Judy Agisim, a friend of mine who’s had a public relations business here in New York for a number of years, is changing focus. With a partner, Joanna Papp, Judy has created a company called BUND 798 to market the prominent Chinese Contemporary artists throughout the United States.  As she describes it: “BUND 798's access to important private collections as well as the strong personal relationships it shares with many of the artists creates its uniqueness, cementing its edge.” Some of the artists they specialize in are Zhang Xiaogang, Wang Guanguyi, Zeng Fanzhi, Feng Zhengjie, and He Sen.

And because of this new business, Mrs.

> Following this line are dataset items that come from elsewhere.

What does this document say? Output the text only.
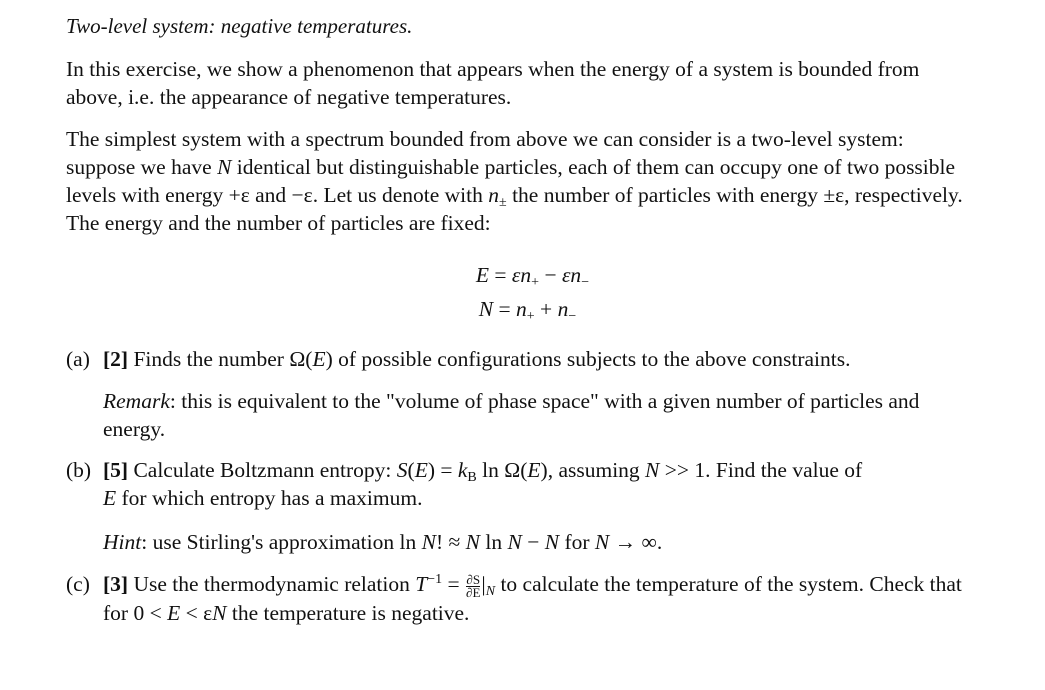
Two-level system: negative temperatures.
In this exercise, we show a phenomenon that appears when the energy of a system is bounded from above, i.e. the appearance of negative temperatures.
The simplest system with a spectrum bounded from above we can consider is a two-level system: suppose we have N identical but distinguishable particles, each of them can occupy one of two possible levels with energy +ε and −ε. Let us denote with $n_\pm$ the number of particles with energy ±ε, respectively. The energy and the number of particles are fixed:
$E = \varepsilon n_+ - \varepsilon n_-$
$N = n_+ + n_-$
(a) [2] Finds the number Ω(E) of possible configurations subjects to the above constraints.
Remark: this is equivalent to the "volume of phase space" with a given number of particles and energy.
(b) [5] Calculate Boltzmann entropy: $S(E) = k_B$ ln Ω(E), assuming N >> 1. Find the value of
E for which entropy has a maximum.
Hint: use Stirling's approximation ln N! ≈ N ln N − N for N → ∞.
(c) [3] Use the thermodynamic relation $T^{-1} = \frac{\partial S}{\partial E} |_N$ to calculate the temperature of the system. Check that for 0 < E < εN the temperature is negative.
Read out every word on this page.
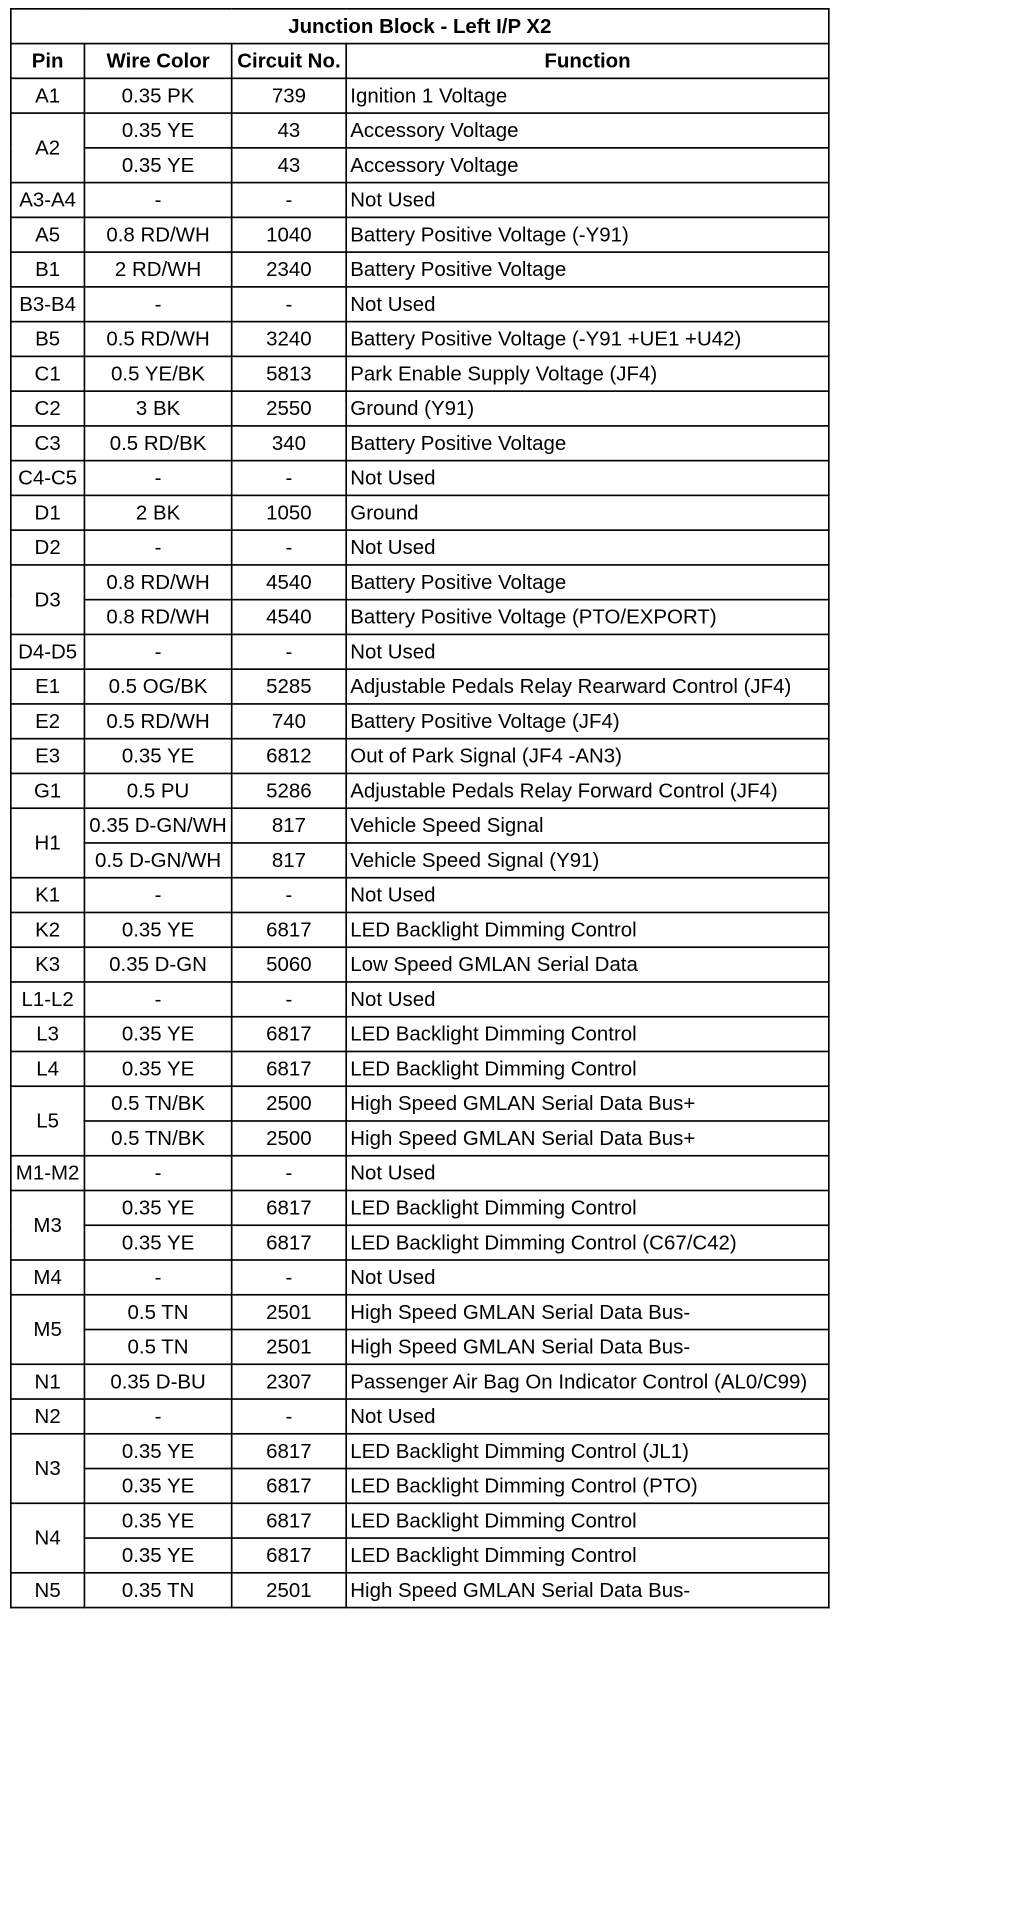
Junction Block - Left I/P X2			
Pin	Wire Color	Circuit No.	Function
A1	0.35 PK	739	Ignition 1 Voltage
A2	0.35 YE	43	Accessory Voltage
	0.35 YE	43	Accessory Voltage
A3-A4	-	-	Not Used
A5	0.8 RD/WH	1040	Battery Positive Voltage (-Y91)
B1	2 RD/WH	2340	Battery Positive Voltage
B3-B4	-	-	Not Used
B5	0.5 RD/WH	3240	Battery Positive Voltage (-Y91 +UE1 +U42)
C1	0.5 YE/BK	5813	Park Enable Supply Voltage (JF4)
C2	3 BK	2550	Ground (Y91)
C3	0.5 RD/BK	340	Battery Positive Voltage
C4-C5	-	-	Not Used
D1	2 BK	1050	Ground
D2	-	-	Not Used
D3	0.8 RD/WH	4540	Battery Positive Voltage
	0.8 RD/WH	4540	Battery Positive Voltage (PTO/EXPORT)
D4-D5	-	-	Not Used
E1	0.5 OG/BK	5285	Adjustable Pedals Relay Rearward Control (JF4)
E2	0.5 RD/WH	740	Battery Positive Voltage (JF4)
E3	0.35 YE	6812	Out of Park Signal (JF4 -AN3)
G1	0.5 PU	5286	Adjustable Pedals Relay Forward Control (JF4)
H1	0.35 D-GN/WH	817	Vehicle Speed Signal
	0.5 D-GN/WH	817	Vehicle Speed Signal (Y91)
K1	-	-	Not Used
K2	0.35 YE	6817	LED Backlight Dimming Control
K3	0.35 D-GN	5060	Low Speed GMLAN Serial Data
L1-L2	-	-	Not Used
L3	0.35 YE	6817	LED Backlight Dimming Control
L4	0.35 YE	6817	LED Backlight Dimming Control
L5	0.5 TN/BK	2500	High Speed GMLAN Serial Data Bus+
	0.5 TN/BK	2500	High Speed GMLAN Serial Data Bus+
M1-M2	-	-	Not Used
M3	0.35 YE	6817	LED Backlight Dimming Control
	0.35 YE	6817	LED Backlight Dimming Control (C67/C42)
M4	-	-	Not Used
M5	0.5 TN	2501	High Speed GMLAN Serial Data Bus-
	0.5 TN	2501	High Speed GMLAN Serial Data Bus-
N1	0.35 D-BU	2307	Passenger Air Bag On Indicator Control (AL0/C99)
N2	-	-	Not Used
N3	0.35 YE	6817	LED Backlight Dimming Control (JL1)
	0.35 YE	6817	LED Backlight Dimming Control (PTO)
N4	0.35 YE	6817	LED Backlight Dimming Control
	0.35 YE	6817	LED Backlight Dimming Control
N5	0.35 TN	2501	High Speed GMLAN Serial Data Bus-
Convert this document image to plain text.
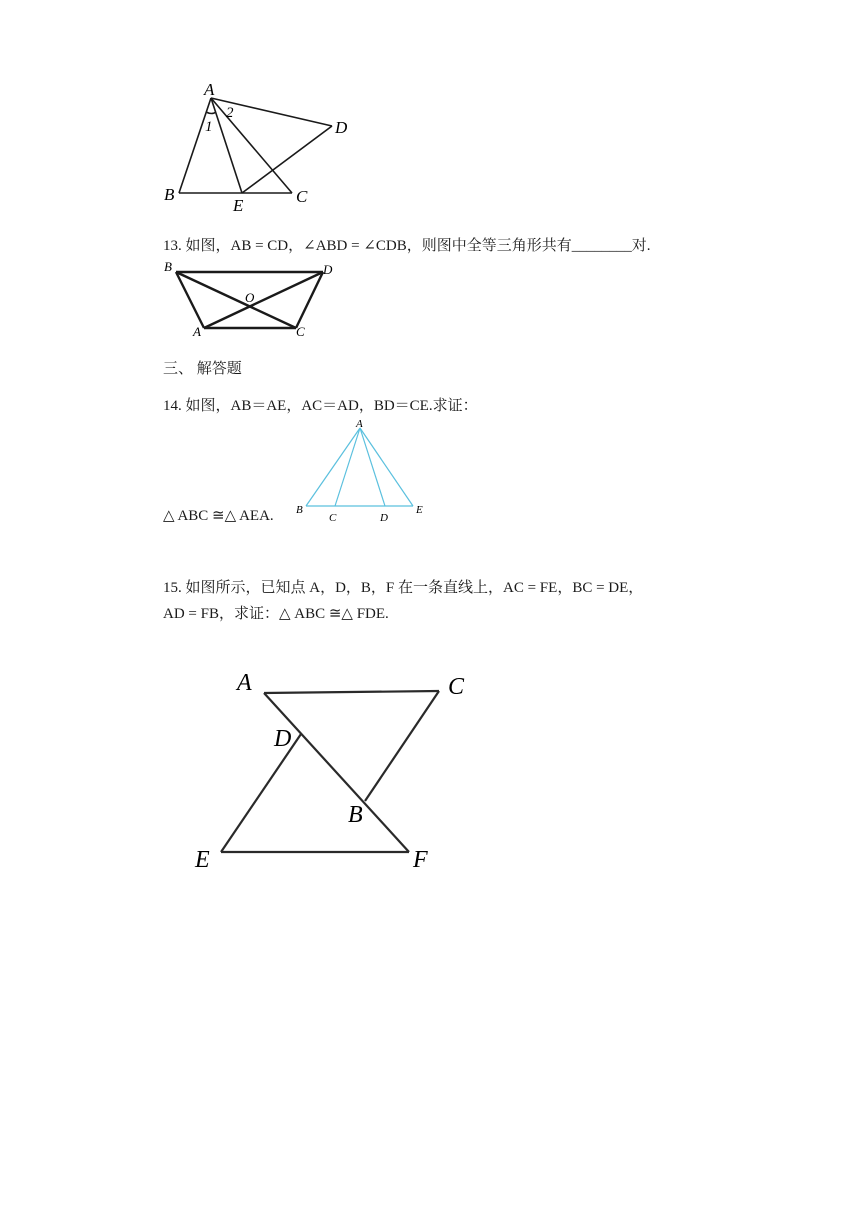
A
2
1	D
B
E	C
13. 如图，AB = CD，∠ABD = ∠CDB，则图中全等三角形共有________对.
B	D
O
A	C
三、 解答题
14. 如图，AB＝AE，AC＝AD，BD＝CE.求证：
A
B
C	D
E
△ ABC ≅△ AEA.
15. 如图所示，已知点 A，D，B，F 在一条直线上，AC = FE，BC = DE，
AD = FB，求证：△ ABC ≅△ FDE.
A	C
D
B
E	F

Agisim, whom I had lunch with a Michael’s last, was telling me about her first trip she was about to take to Shanghai to the Art Fair. I asked her if she’d mind sending us some “postcards” about the trip with some pictures from her handy digital. This is the first entry, written two days ago in Hong Kong, the first stop on the road to Shanghai.

Greetings from Hong Kong

Les and I arrived Thursday evening -- a 15-hour flight from New York. Having slept the entire flight, I was ready for a weekend of fun and shopping. Who would be the first people we ran into as we were getting into our car to the go to the Island Shangri La? Meera and Vikram Ghandi, with two of their their beautiful children, Kanika and Kabir! Then, yesterday, wandering the magnificent corridors of the Pacific Plaza Mall, we ran into the Ghandis again! Hong Kong is a very large city, so the odds of seeing friends from New York are slim. We made plans to meet later this afternoon for tea ... Hong Kong style.

IMG Fashion Week in Hong Kong was launched in Chater Park. Les and I saw some shows Sunday night including the IMG Master Card-Peter Som fashion show. The tents are magnificent!

I LOVE Hong Kong ... what a gorgeous city!! So many MAGNIFICENT buildings and views.